16783 Prompt identification of primary cutaneous nocardiosis utilizing immunohistochemical staining: A case report

Abstract

A 72-year-old man with a history of renal transplantation (maintained on mycophenolate, tacrolimus, and prednisone) sustained a laceration to the right forearm after a fall onto gravel. Three weeks later, he reported onset of a painful, pustular rash of the right extensor arm. Before admission, he did not respond to outpatient clindamycin or ceftriaxone. HSV/VZV PCR swabs, blood cultures, and tissue fungal stain were negative. Preliminary hematoxylin and eosin evaluation showed extensive dermal neutrophilic infiltrate. Acid-fast bacilli (AFB) culture smear showed 2+ AFB with initial concern for a rapidly growing nontuberculosis mycobacterium. However, tissue gram and acid-fast stains showed rare, equivocal and weakly staining filamentous structures within dermal abscesses, which were highlighted and confirmed by immunohistochemical (IHC) staining. Consequently, the patient was diagnosed with primary cutaneous nocardiosis, and the antimicrobial regimen was altered, resulting in gradual clinical improvement on linezolid and amoxicillin-clavulanate. The presented case demonstrates the diagnostic challenge of distinguishing Nocardia from mycobacteria, as both grow on the same media, show similar colony morphology, and demonstrate acid-fast staining.
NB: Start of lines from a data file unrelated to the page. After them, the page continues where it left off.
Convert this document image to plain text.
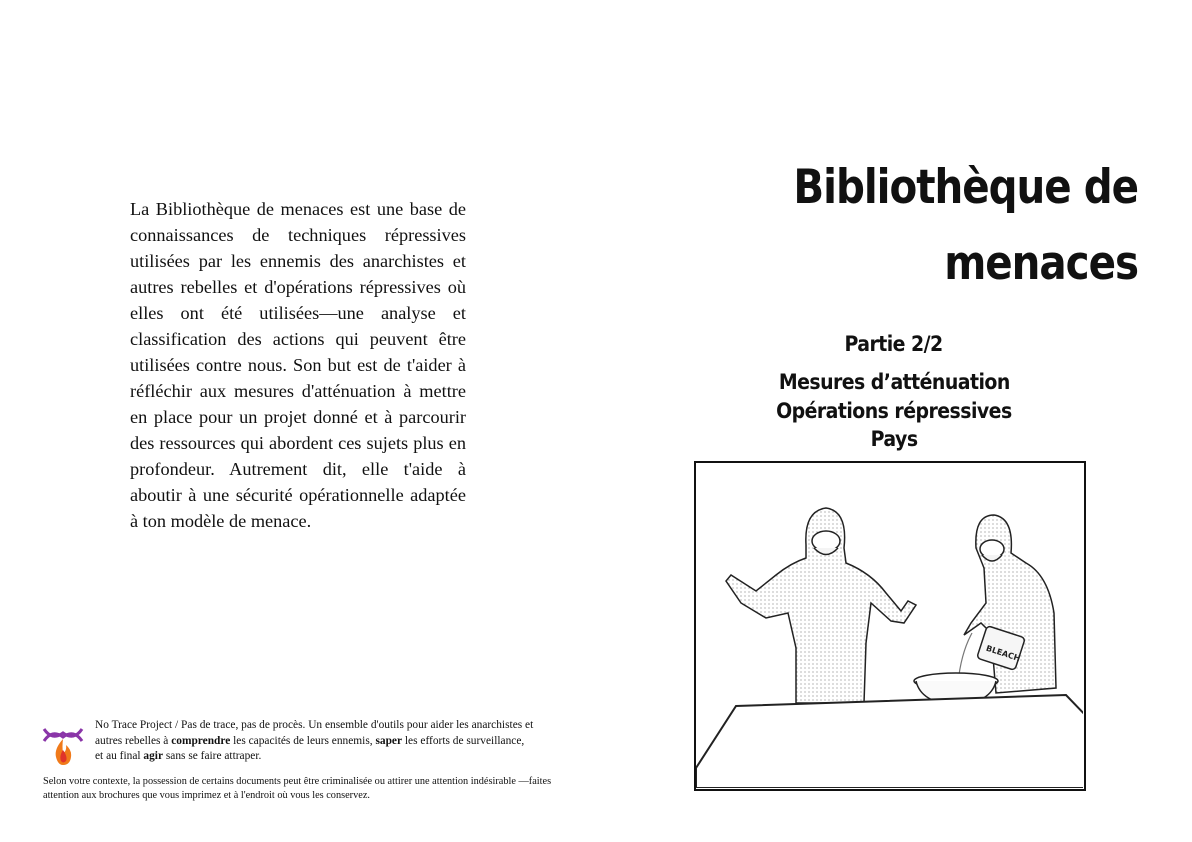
La Bibliothèque de menaces est une base de connaissances de techniques répressives utilisées par les ennemis des anarchistes et autres rebelles et d'opérations répressives où elles ont été utilisées—une analyse et classification des actions qui peuvent être utilisées contre nous. Son but est de t'aider à réfléchir aux mesures d'atténuation à mettre en place pour un projet donné et à parcourir des ressources qui abordent ces sujets plus en profondeur. Autrement dit, elle t'aide à aboutir à une sécurité opérationnelle adaptée à ton modèle de menace.

Bibliothèque de menaces
Partie 2/2
Mesures d’atténuation
Opérations répressives
Pays
BLEACH

No Trace Project / Pas de trace, pas de procès. Un ensemble d'outils pour aider les anarchistes et autres rebelles à comprendre les capacités de leurs ennemis, saper les efforts de surveillance, et au final agir sans se faire attraper.

Selon votre contexte, la possession de certains documents peut être criminalisée ou attirer une attention indésirable —faites attention aux brochures que vous imprimez et à l'endroit où vous les conservez.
Unfortunately, features of Nocardia, such as acid-fast staining and filamentous cell morphology, can be equivocal. We utilized a mycobacterium tuberculosis IHC stain with cross-reactivity to Nocardia to rapidly confirm our suspicion. In the current case, the utilization of an IHC stain allowed for prompt presumptive identification of Nocardia (initially thought to be NTM) and subsequent timely alteration of antimicrobials prior to confirmation of Nocardia brasiliensis via culture.